Lent

Day 5: Fled

“I don’t think you know what awaits you on the other side.” His voice echoed throughout my mind.

Memories of that night are still fuzzy. I could blame the alcohol, but that would be too easy. No, the truth was, I didn’t want to remember. I wanted him to be a distant memory of my past. One where all the pain just faded away, and I was finally in control of my life.

Packing the truck was the hardest part. I didn’t know where I was going, but I didn’t care. It wasn’t here. It was somewhere new where no one knew my name. No one knew what I had done before. It was a fresh start to a life I thought I lost the moment he said my name.

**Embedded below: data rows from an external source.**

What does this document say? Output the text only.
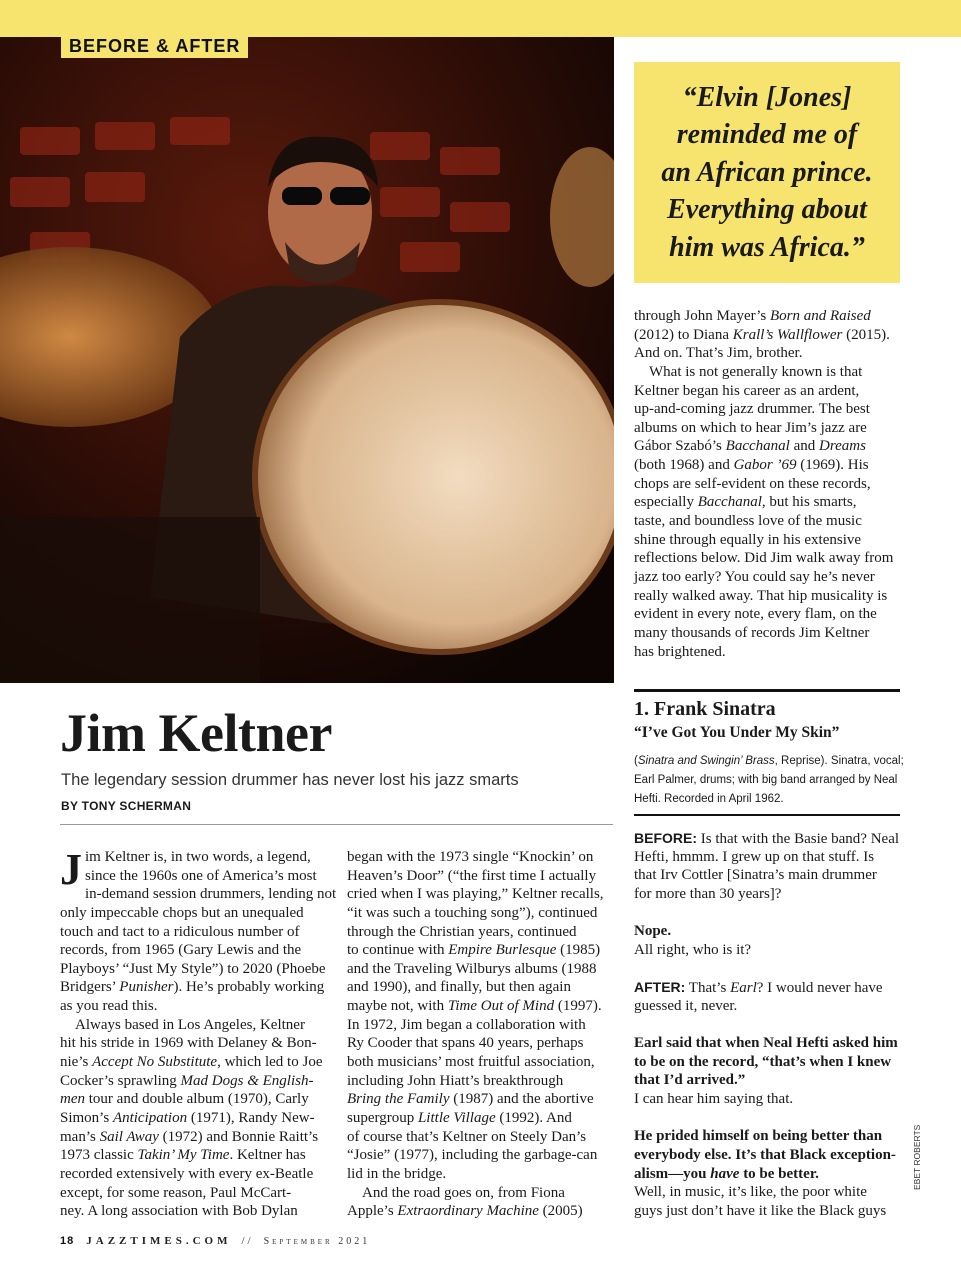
BEFORE & AFTER
“Elvin [Jones]
reminded me of
an African prince.
Everything about
him was Africa.”
through John Mayer’s Born and Raised
(2012) to Diana Krall’s Wallflower (2015).
And on. That’s Jim, brother.
What is not generally known is that
Keltner began his career as an ardent,
up-and-coming jazz drummer. The best
albums on which to hear Jim’s jazz are
Gábor Szabó’s Bacchanal and Dreams
(both 1968) and Gabor ’69 (1969). His
chops are self-evident on these records,
especially Bacchanal, but his smarts,
taste, and boundless love of the music
shine through equally in his extensive
reflections below. Did Jim walk away from
jazz too early? You could say he’s never
really walked away. That hip musicality is
evident in every note, every flam, on the
many thousands of records Jim Keltner
has brightened.
Jim Keltner
The legendary session drummer has never lost his jazz smarts
BY TONY SCHERMAN
J im Keltner is, in two words, a legend,
since the 1960s one of America’s most
in-demand session drummers, lending not
only impeccable chops but an unequaled
touch and tact to a ridiculous number of
records, from 1965 (Gary Lewis and the
Playboys’ “Just My Style”) to 2020 (Phoebe
Bridgers’ Punisher). He’s probably working
as you read this.
Always based in Los Angeles, Keltner
hit his stride in 1969 with Delaney & Bon-
nie’s Accept No Substitute, which led to Joe
Cocker’s sprawling Mad Dogs & English-
men tour and double album (1970), Carly
Simon’s Anticipation (1971), Randy New-
man’s Sail Away (1972) and Bonnie Raitt’s
1973 classic Takin’ My Time. Keltner has
recorded extensively with every ex-Beatle
except, for some reason, Paul McCart-
ney. A long association with Bob Dylan
began with the 1973 single “Knockin’ on
Heaven’s Door” (“the first time I actually
cried when I was playing,” Keltner recalls,
“it was such a touching song”), continued
through the Christian years, continued
to continue with Empire Burlesque (1985)
and the Traveling Wilburys albums (1988
and 1990), and finally, but then again
maybe not, with Time Out of Mind (1997).
In 1972, Jim began a collaboration with
Ry Cooder that spans 40 years, perhaps
both musicians’ most fruitful association,
including John Hiatt’s breakthrough
Bring the Family (1987) and the abortive
supergroup Little Village (1992). And
of course that’s Keltner on Steely Dan’s
“Josie” (1977), including the garbage-can
lid in the bridge.
And the road goes on, from Fiona
Apple’s Extraordinary Machine (2005)
1. Frank Sinatra
“I’ve Got You Under My Skin”
(Sinatra and Swingin’ Brass, Reprise). Sinatra, vocal;
Earl Palmer, drums; with big band arranged by Neal
Hefti. Recorded in April 1962.
BEFORE: Is that with the Basie band? Neal
Hefti, hmmm. I grew up on that stuff. Is
that Irv Cottler [Sinatra’s main drummer
for more than 30 years]?
Nope.
All right, who is it?
AFTER: That’s Earl? I would never have
guessed it, never.
Earl said that when Neal Hefti asked him
to be on the record, “that’s when I knew
that I’d arrived.”
I can hear him saying that.
He prided himself on being better than
everybody else. It’s that Black exception-
alism—you have to be better.
Well, in music, it’s like, the poor white
guys just don’t have it like the Black guys
EBET ROBERTS
18 JAZZTIMES.COM // September 2021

The street lights were out making my escape that more donating. I pulled out of the driveway without trying on my headlights. I didn’t want to risk waking him. There was no chance of waiting for him to leave. He never left. His home was his work space, his hobby spot and his escape. Cabin fever didn’t cover how I felt in my luxury prison. I needed my freedom to roam. 

Those who only saw our life from the outside would think everything was perfect. But it wasn’t. He found me broken, damaged, a shell of myself. He had no problem holding my hand when I was subservient. However, the moment parts of my true self shone, he pushed me back into the gilded cage. 

I took one last look at the map on my phone, making sure that it matched the trail I drew on the paper map. As I came to a four-way stop, I rolled down my window and threw the phone in the opposite direction of where I was headed. GPS will lead him here and eventually he’ll figure out that I never headed north and straight to the sea. 

My sleek gray skin hung on the convenience hook in the back of the truck. He called it a Halloween costume and tried to throw it away. But the very next day, it found its way back into my closet, tucked away in a laundry bag. He tucked it away in my hope chest, but it was under my side of the bed the next night. I had never seen it before the eclipse. But that’s when our world changed. 

I was bound to him. Or so I thought. There was no escape until I took my chance on the blood moon. Cutting my hand over a bowl of water and watching my future change with each red ripple. I was in control now and knew the secrets he hid from me. I was not human, I was a selkie.